The architecture bureau made a 3D model of the building and all of its technical features. As well as this, Enterprixe Oy made a floor-by-floor production model of the Leppävaara tower, which was used in the construction. The base of the lot is loose clay and so the foundation had to be supported with beams, which numbered 58 in total. The ground had no sideways stability, so the building had to be anchored into the rock with tensed diagonal cables.

===Framework===
Construction of the framework of the lower floors started with casting molds for the walls and installing outer wall elements connected to them. Construction proceeded one apartment at a time. As soon as a floor's elements and vertical molds had been installed, installation and equipment of the arch mold as well as electrical and water works and steel support started. The supporting structures of the building are elements. All of the inner walls on the first floor have been cast in place, from the second to the eighth floor they have been partly cast in place because of the tension in the structure. The thickness of the walls between the apartments is 240 mm from the second to the sixth floor and 200 mm on other floors.
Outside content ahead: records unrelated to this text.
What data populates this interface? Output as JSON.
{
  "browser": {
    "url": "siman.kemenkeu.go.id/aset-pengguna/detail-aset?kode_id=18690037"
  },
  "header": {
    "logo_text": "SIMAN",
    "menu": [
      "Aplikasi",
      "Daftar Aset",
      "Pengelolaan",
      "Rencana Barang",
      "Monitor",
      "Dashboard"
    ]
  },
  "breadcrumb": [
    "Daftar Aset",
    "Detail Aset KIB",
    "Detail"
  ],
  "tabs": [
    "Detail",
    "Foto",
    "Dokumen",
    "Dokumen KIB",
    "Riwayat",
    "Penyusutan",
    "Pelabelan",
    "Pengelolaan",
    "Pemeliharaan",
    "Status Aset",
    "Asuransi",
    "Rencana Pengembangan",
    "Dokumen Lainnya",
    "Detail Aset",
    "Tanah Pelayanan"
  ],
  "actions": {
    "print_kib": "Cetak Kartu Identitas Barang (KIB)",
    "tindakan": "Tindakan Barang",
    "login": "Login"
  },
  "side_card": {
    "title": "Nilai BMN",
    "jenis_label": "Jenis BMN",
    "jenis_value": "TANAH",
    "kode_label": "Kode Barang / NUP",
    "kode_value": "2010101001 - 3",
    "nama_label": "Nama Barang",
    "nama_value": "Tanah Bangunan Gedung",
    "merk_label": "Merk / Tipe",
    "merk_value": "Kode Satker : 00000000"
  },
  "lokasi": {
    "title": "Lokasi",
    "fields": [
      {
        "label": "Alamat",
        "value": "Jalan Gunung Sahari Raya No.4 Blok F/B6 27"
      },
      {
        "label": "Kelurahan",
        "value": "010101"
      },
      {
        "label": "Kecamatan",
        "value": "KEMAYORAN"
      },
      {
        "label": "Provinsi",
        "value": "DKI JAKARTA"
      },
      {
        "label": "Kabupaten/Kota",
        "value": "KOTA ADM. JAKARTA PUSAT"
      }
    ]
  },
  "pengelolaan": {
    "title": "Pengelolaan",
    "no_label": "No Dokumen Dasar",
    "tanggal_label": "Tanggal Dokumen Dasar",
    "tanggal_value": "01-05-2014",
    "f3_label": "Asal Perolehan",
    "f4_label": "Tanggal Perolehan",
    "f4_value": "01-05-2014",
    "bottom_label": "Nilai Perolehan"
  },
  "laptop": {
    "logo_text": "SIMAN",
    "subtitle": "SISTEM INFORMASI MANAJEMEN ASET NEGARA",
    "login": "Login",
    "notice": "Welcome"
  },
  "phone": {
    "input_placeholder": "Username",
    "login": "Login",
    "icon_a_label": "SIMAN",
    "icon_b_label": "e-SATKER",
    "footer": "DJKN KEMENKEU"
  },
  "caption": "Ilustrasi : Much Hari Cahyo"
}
The outer walls are mostly covered in white concrete and partly surfaced sandwich elements. The facades on the bottom two floors use natural granite slabs, and partly sandwich and surface elements.

Construction took approximately five workdays per floor. From the ninth floor upwards the inner walls changed into elements and the floors could be finished in four days. The framework was topped off in late September 2009. In late October roof work was done, which was finished just in time for winter. The water floor is an even floor insulated with rubber bitume. The building was completed in 2010.